This weekend I was working on learning how the voice works; the science of the voice, the different ways to sing, and how best to work with it. One of my passions is to teach people a healthy way to sing. However, while I was off taking this class, I received the following review from Mark Anthony Neal on his New Black Man blog that made my day:
"Alison Crockett will never claim to sing “for the people,” yet with her new recording, Mommy, What’s a Depression?, in the spirit of the Occupy Movement, literally occupies Black music on behalf of the myriad issues that affect the everyday lives of folk who can never, legitimately, hope to benefit from the lives of the so-called 1%. With it’s double-worded title—a nod to economic realities that have looked like a depression for many even before the 2008 economic crash and the mental health issues that afflict far too many brilliant and productive citizens—Mommy, What’s a Depression? recalls a time when Black music captured the full range of human emotions, instead of simply our desires to be desired and to consume and be consumed….

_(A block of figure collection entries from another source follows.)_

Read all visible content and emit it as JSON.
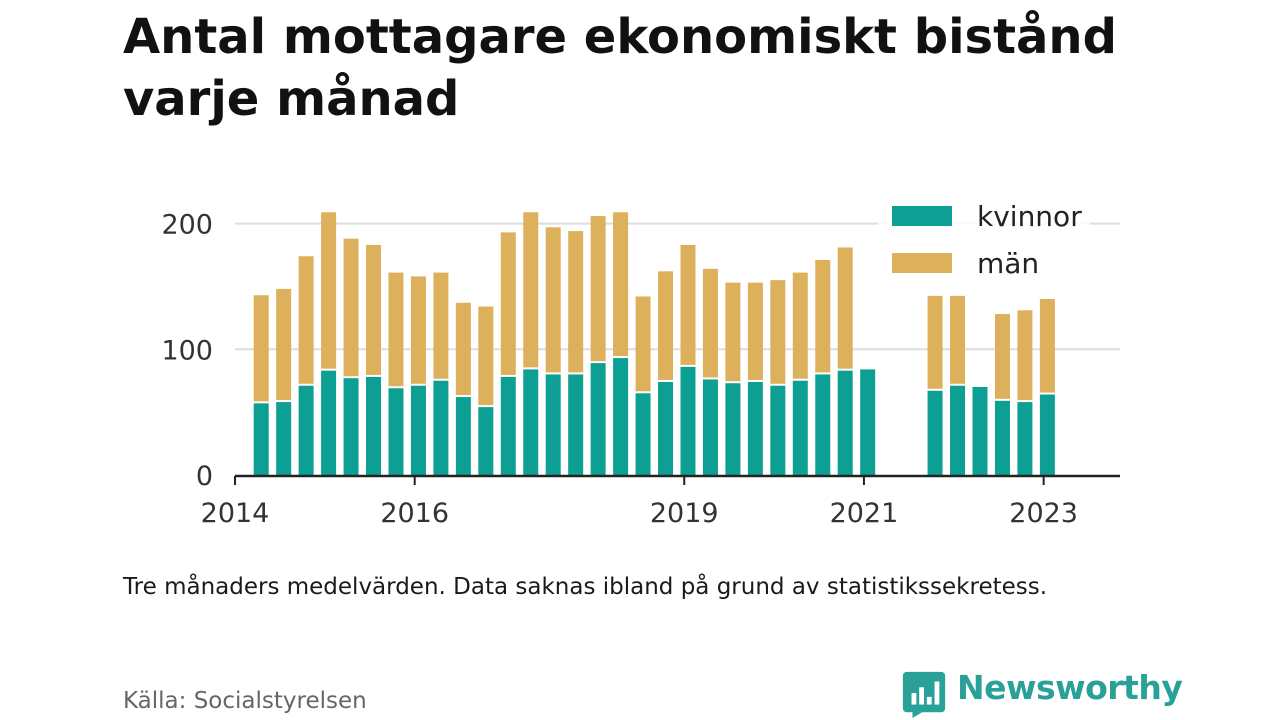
{
  "title": "Antal mottagare ekonomiskt bistånd varje månad",
  "note": "Tre månaders medelvärden. Data saknas ibland på grund av statistikssekretess.",
  "source": "Källa: Socialstyrelsen",
  "brand": "Newsworthy",
  "colors": {
    "kvinnor": "#0e9f94",
    "man": "#ddb05c",
    "grid": "#dddddd",
    "axis": "#222222",
    "brand": "#2aa198"
  },
  "chart_data": {
    "type": "bar",
    "stacked": true,
    "x_unit": "quarter",
    "x": [
      "2014-04",
      "2014-07",
      "2014-10",
      "2015-01",
      "2015-04",
      "2015-07",
      "2015-10",
      "2016-01",
      "2016-04",
      "2016-07",
      "2016-10",
      "2017-01",
      "2017-04",
      "2017-07",
      "2017-10",
      "2018-01",
      "2018-04",
      "2018-07",
      "2018-10",
      "2019-01",
      "2019-04",
      "2019-07",
      "2019-10",
      "2020-01",
      "2020-04",
      "2020-07",
      "2020-10",
      "2021-01",
      "2021-04",
      "2021-07",
      "2021-10",
      "2022-01",
      "2022-04",
      "2022-07",
      "2022-10",
      "2023-01"
    ],
    "series": [
      {
        "name": "kvinnor",
        "values": [
          57,
          58,
          71,
          83,
          77,
          78,
          69,
          71,
          75,
          62,
          54,
          78,
          84,
          80,
          80,
          89,
          93,
          65,
          74,
          86,
          76,
          73,
          74,
          71,
          75,
          80,
          83,
          84,
          null,
          null,
          67,
          71,
          70,
          59,
          58,
          64
        ]
      },
      {
        "name": "män",
        "values": [
          86,
          90,
          103,
          126,
          111,
          105,
          92,
          87,
          86,
          75,
          80,
          115,
          125,
          117,
          114,
          117,
          116,
          77,
          88,
          97,
          88,
          80,
          79,
          84,
          86,
          91,
          98,
          null,
          null,
          null,
          76,
          72,
          null,
          69,
          73,
          76
        ]
      }
    ],
    "ylim": [
      0,
      210
    ],
    "yticks": [
      "0",
      "100",
      "200"
    ],
    "xticks": [
      {
        "label": "2014",
        "x": "2014-01"
      },
      {
        "label": "2016",
        "x": "2016-01"
      },
      {
        "label": "2019",
        "x": "2019-01"
      },
      {
        "label": "2021",
        "x": "2021-01"
      },
      {
        "label": "2023",
        "x": "2023-01"
      }
    ],
    "grid": true,
    "legend_position": "top-right"
  }
}
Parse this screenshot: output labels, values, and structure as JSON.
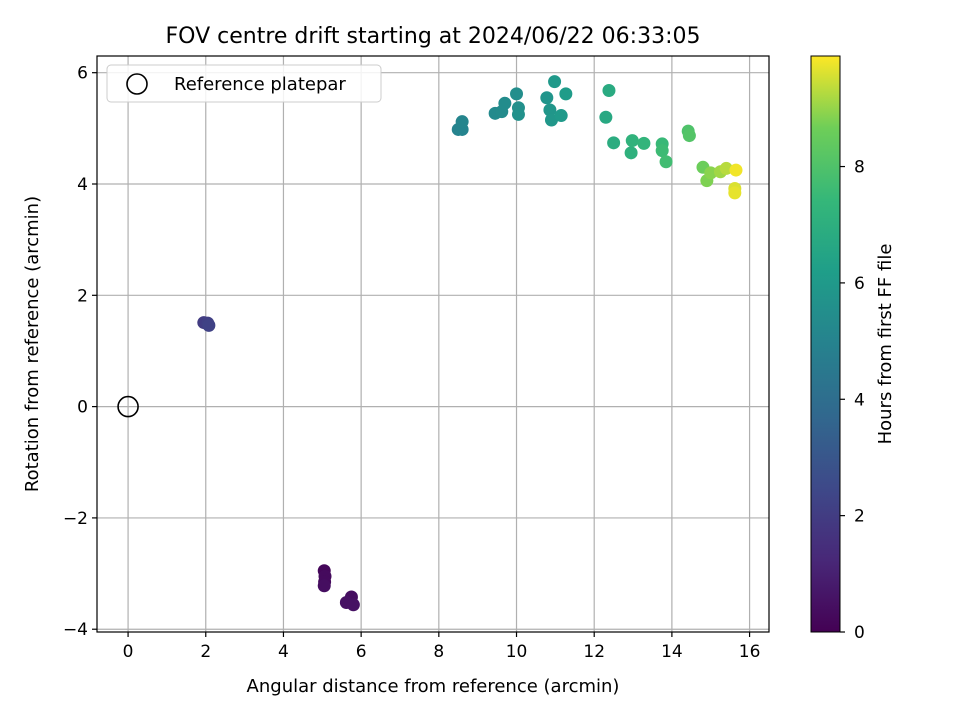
{
  "chart_data": {
    "type": "scatter",
    "title": "FOV centre drift starting at 2024/06/22 06:33:05",
    "xlabel": "Angular distance from reference (arcmin)",
    "ylabel": "Rotation from reference (arcmin)",
    "xlim": [
      -0.8,
      16.5
    ],
    "ylim": [
      -4.05,
      6.3
    ],
    "x_ticks": [
      0,
      2,
      4,
      6,
      8,
      10,
      12,
      14,
      16
    ],
    "y_ticks": [
      -4,
      -2,
      0,
      2,
      4,
      6
    ],
    "x_tick_labels": [
      "0",
      "2",
      "4",
      "6",
      "8",
      "10",
      "12",
      "14",
      "16"
    ],
    "y_tick_labels": [
      "−4",
      "−2",
      "0",
      "2",
      "4",
      "6"
    ],
    "grid": true,
    "legend": {
      "position": "upper-left",
      "entries": [
        "Reference platepar"
      ]
    },
    "reference_point": {
      "x": 0,
      "y": 0,
      "label": "Reference platepar"
    },
    "colorbar": {
      "label": "Hours from first FF file",
      "range": [
        0,
        9.9
      ],
      "ticks": [
        0,
        2,
        4,
        6,
        8
      ],
      "tick_labels": [
        "0",
        "2",
        "4",
        "6",
        "8"
      ],
      "colormap": "viridis"
    },
    "points": [
      {
        "x": 5.05,
        "y": -2.95,
        "c": 0.2
      },
      {
        "x": 5.07,
        "y": -3.05,
        "c": 0.3
      },
      {
        "x": 5.06,
        "y": -3.15,
        "c": 0.3
      },
      {
        "x": 5.05,
        "y": -3.22,
        "c": 0.4
      },
      {
        "x": 5.75,
        "y": -3.42,
        "c": 0.4
      },
      {
        "x": 5.62,
        "y": -3.52,
        "c": 0.5
      },
      {
        "x": 5.8,
        "y": -3.56,
        "c": 0.5
      },
      {
        "x": 1.95,
        "y": 1.51,
        "c": 2.0
      },
      {
        "x": 2.05,
        "y": 1.5,
        "c": 2.1
      },
      {
        "x": 2.08,
        "y": 1.46,
        "c": 2.2
      },
      {
        "x": 8.5,
        "y": 4.98,
        "c": 5.0
      },
      {
        "x": 8.6,
        "y": 4.98,
        "c": 5.05
      },
      {
        "x": 8.6,
        "y": 5.12,
        "c": 5.1
      },
      {
        "x": 9.45,
        "y": 5.27,
        "c": 5.3
      },
      {
        "x": 9.62,
        "y": 5.3,
        "c": 5.35
      },
      {
        "x": 9.7,
        "y": 5.45,
        "c": 5.4
      },
      {
        "x": 10.0,
        "y": 5.62,
        "c": 5.5
      },
      {
        "x": 10.05,
        "y": 5.37,
        "c": 5.55
      },
      {
        "x": 10.05,
        "y": 5.25,
        "c": 5.6
      },
      {
        "x": 10.78,
        "y": 5.55,
        "c": 5.8
      },
      {
        "x": 10.86,
        "y": 5.33,
        "c": 5.85
      },
      {
        "x": 10.9,
        "y": 5.15,
        "c": 5.9
      },
      {
        "x": 10.98,
        "y": 5.84,
        "c": 5.95
      },
      {
        "x": 11.15,
        "y": 5.23,
        "c": 6.0
      },
      {
        "x": 11.27,
        "y": 5.62,
        "c": 6.1
      },
      {
        "x": 12.3,
        "y": 5.2,
        "c": 6.7
      },
      {
        "x": 12.38,
        "y": 5.68,
        "c": 6.8
      },
      {
        "x": 12.5,
        "y": 4.74,
        "c": 6.9
      },
      {
        "x": 12.95,
        "y": 4.56,
        "c": 7.1
      },
      {
        "x": 12.98,
        "y": 4.78,
        "c": 7.2
      },
      {
        "x": 13.28,
        "y": 4.73,
        "c": 7.3
      },
      {
        "x": 13.75,
        "y": 4.72,
        "c": 7.5
      },
      {
        "x": 13.75,
        "y": 4.6,
        "c": 7.6
      },
      {
        "x": 13.85,
        "y": 4.4,
        "c": 7.7
      },
      {
        "x": 14.42,
        "y": 4.95,
        "c": 8.0
      },
      {
        "x": 14.45,
        "y": 4.87,
        "c": 8.1
      },
      {
        "x": 14.8,
        "y": 4.3,
        "c": 8.6
      },
      {
        "x": 14.9,
        "y": 4.06,
        "c": 8.8
      },
      {
        "x": 15.0,
        "y": 4.2,
        "c": 8.9
      },
      {
        "x": 15.25,
        "y": 4.22,
        "c": 9.1
      },
      {
        "x": 15.4,
        "y": 4.28,
        "c": 9.3
      },
      {
        "x": 15.62,
        "y": 3.92,
        "c": 9.6
      },
      {
        "x": 15.62,
        "y": 3.84,
        "c": 9.7
      },
      {
        "x": 15.65,
        "y": 4.25,
        "c": 9.8
      }
    ]
  }
}
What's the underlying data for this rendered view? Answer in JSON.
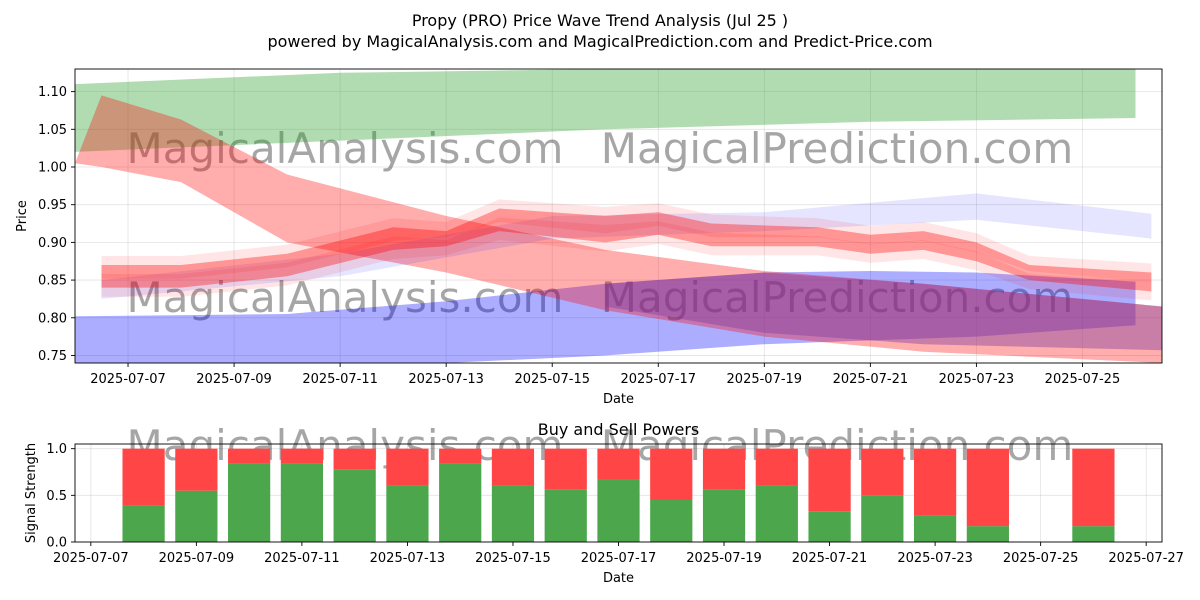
{
  "title_line1": "Propy (PRO) Price Wave Trend Analysis (Jul 25 )",
  "title_line2": "powered by MagicalAnalysis.com and MagicalPrediction.com and Predict-Price.com",
  "watermarks": [
    "MagicalAnalysis.com",
    "MagicalPrediction.com"
  ],
  "chart_data": [
    {
      "type": "area",
      "title": "",
      "xlabel": "Date",
      "ylabel": "Price",
      "ylim": [
        0.74,
        1.13
      ],
      "xlim": [
        "2025-07-06T00:00",
        "2025-07-26T12:00"
      ],
      "grid": true,
      "x_tick_labels": [
        "2025-07-07",
        "2025-07-09",
        "2025-07-11",
        "2025-07-13",
        "2025-07-15",
        "2025-07-17",
        "2025-07-19",
        "2025-07-21",
        "2025-07-23",
        "2025-07-25"
      ],
      "y_tick_labels": [
        "0.75",
        "0.80",
        "0.85",
        "0.90",
        "0.95",
        "1.00",
        "1.05",
        "1.10"
      ],
      "bands": [
        {
          "color": "#2ca02c",
          "opacity": 0.37,
          "x": [
            "2025-07-06",
            "2025-07-11",
            "2025-07-16",
            "2025-07-21",
            "2025-07-26"
          ],
          "upper": [
            1.11,
            1.125,
            1.13,
            1.13,
            1.13
          ],
          "lower": [
            1.02,
            1.035,
            1.05,
            1.06,
            1.065
          ]
        },
        {
          "color": "#0000ff",
          "opacity": 0.32,
          "x": [
            "2025-07-06",
            "2025-07-10",
            "2025-07-13",
            "2025-07-16",
            "2025-07-19",
            "2025-07-21",
            "2025-07-23",
            "2025-07-26"
          ],
          "upper": [
            0.802,
            0.805,
            0.822,
            0.845,
            0.86,
            0.862,
            0.86,
            0.848
          ],
          "lower": [
            0.74,
            0.74,
            0.74,
            0.75,
            0.765,
            0.77,
            0.775,
            0.79
          ]
        },
        {
          "color": "#ff0000",
          "opacity": 0.32,
          "x": [
            "2025-07-06",
            "2025-07-06.5",
            "2025-07-08",
            "2025-07-10",
            "2025-07-13",
            "2025-07-16",
            "2025-07-19",
            "2025-07-22",
            "2025-07-26.5"
          ],
          "upper": [
            1.005,
            1.095,
            1.063,
            0.99,
            0.935,
            0.89,
            0.862,
            0.845,
            0.815
          ],
          "lower": [
            1.005,
            1.0,
            0.98,
            0.9,
            0.86,
            0.81,
            0.775,
            0.755,
            0.74
          ]
        },
        {
          "color": "#7b3fa0",
          "opacity": 0.42,
          "x": [
            "2025-07-16",
            "2025-07-19",
            "2025-07-22",
            "2025-07-26.5"
          ],
          "upper": [
            0.845,
            0.86,
            0.845,
            0.815
          ],
          "lower": [
            0.815,
            0.78,
            0.765,
            0.757
          ]
        },
        {
          "color": "#0000ff",
          "opacity": 0.1,
          "x": [
            "2025-07-06.5",
            "2025-07-11",
            "2025-07-15",
            "2025-07-19",
            "2025-07-23",
            "2025-07-26.3"
          ],
          "upper": [
            0.85,
            0.885,
            0.935,
            0.94,
            0.965,
            0.938
          ],
          "lower": [
            0.825,
            0.855,
            0.905,
            0.915,
            0.93,
            0.905
          ]
        },
        {
          "color": "#ff0000",
          "opacity": 0.35,
          "x": [
            "2025-07-06.5",
            "2025-07-08",
            "2025-07-10",
            "2025-07-12",
            "2025-07-13",
            "2025-07-14",
            "2025-07-16",
            "2025-07-17",
            "2025-07-18",
            "2025-07-20",
            "2025-07-21",
            "2025-07-22",
            "2025-07-23",
            "2025-07-24",
            "2025-07-26.3"
          ],
          "upper": [
            0.87,
            0.87,
            0.885,
            0.92,
            0.915,
            0.945,
            0.935,
            0.94,
            0.925,
            0.92,
            0.91,
            0.915,
            0.9,
            0.87,
            0.86
          ],
          "lower": [
            0.84,
            0.84,
            0.855,
            0.89,
            0.895,
            0.915,
            0.9,
            0.91,
            0.895,
            0.895,
            0.885,
            0.89,
            0.875,
            0.85,
            0.835
          ]
        }
      ]
    },
    {
      "type": "bar",
      "title": "Buy and Sell Powers",
      "xlabel": "Date",
      "ylabel": "Signal Strength",
      "ylim": [
        0,
        1.05
      ],
      "xlim": [
        "2025-07-06.7",
        "2025-07-27.3"
      ],
      "grid": true,
      "x_tick_labels": [
        "2025-07-07",
        "2025-07-09",
        "2025-07-11",
        "2025-07-13",
        "2025-07-15",
        "2025-07-17",
        "2025-07-19",
        "2025-07-21",
        "2025-07-23",
        "2025-07-25",
        "2025-07-27"
      ],
      "y_tick_labels": [
        "0.0",
        "0.5",
        "1.0"
      ],
      "categories": [
        "2025-07-08",
        "2025-07-09",
        "2025-07-10",
        "2025-07-11",
        "2025-07-12",
        "2025-07-13",
        "2025-07-14",
        "2025-07-15",
        "2025-07-16",
        "2025-07-17",
        "2025-07-18",
        "2025-07-19",
        "2025-07-20",
        "2025-07-21",
        "2025-07-22",
        "2025-07-23",
        "2025-07-24",
        "2025-07-26"
      ],
      "series": [
        {
          "color": "#4ca64c",
          "values": [
            0.39,
            0.55,
            0.84,
            0.84,
            0.78,
            0.61,
            0.84,
            0.61,
            0.56,
            0.67,
            0.45,
            0.56,
            0.61,
            0.33,
            0.5,
            0.28,
            0.17,
            0.17
          ]
        },
        {
          "color": "#ff4545",
          "values": [
            0.61,
            0.45,
            0.16,
            0.16,
            0.22,
            0.39,
            0.16,
            0.39,
            0.44,
            0.33,
            0.55,
            0.44,
            0.39,
            0.67,
            0.5,
            0.72,
            0.83,
            0.83
          ]
        }
      ]
    }
  ]
}
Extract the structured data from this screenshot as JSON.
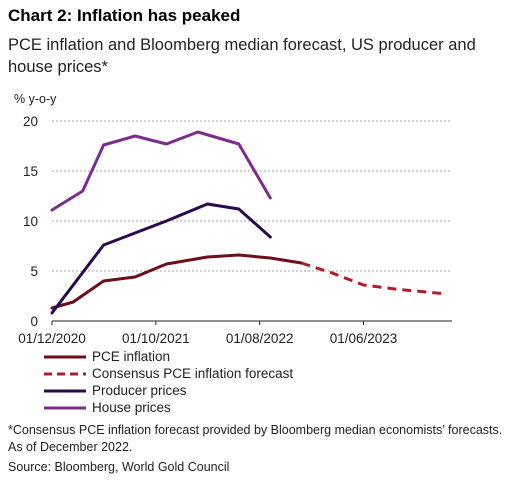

….To call her an R&B vocalist would be too limiting; to call her a Soul artist is too conjure a tradition she is indebted to, but not defined by. On Mommy, What’s a Depression? Crockett’s gestures to Go-Go, Jazz, Santigold-styled Funk, gut-bucket Blues, Trip-Hop, Tin-Pan Alley, and what I like to refer to as “Cosmopolitan Soul”... "
Mark Anthony Neal |
I so appreciate that he gets what I'm trying to say. I've always tried to create sound pictures; like an old fashioned black and white polaroid camera for your ears. Then my brother, Teddy, produces the track and puts technicolor on it so you can see it even better. Cameras take pictures of anything and everything, which is what I like to do: sing about what I see. Thanks Prof. Neal for seeing my voice.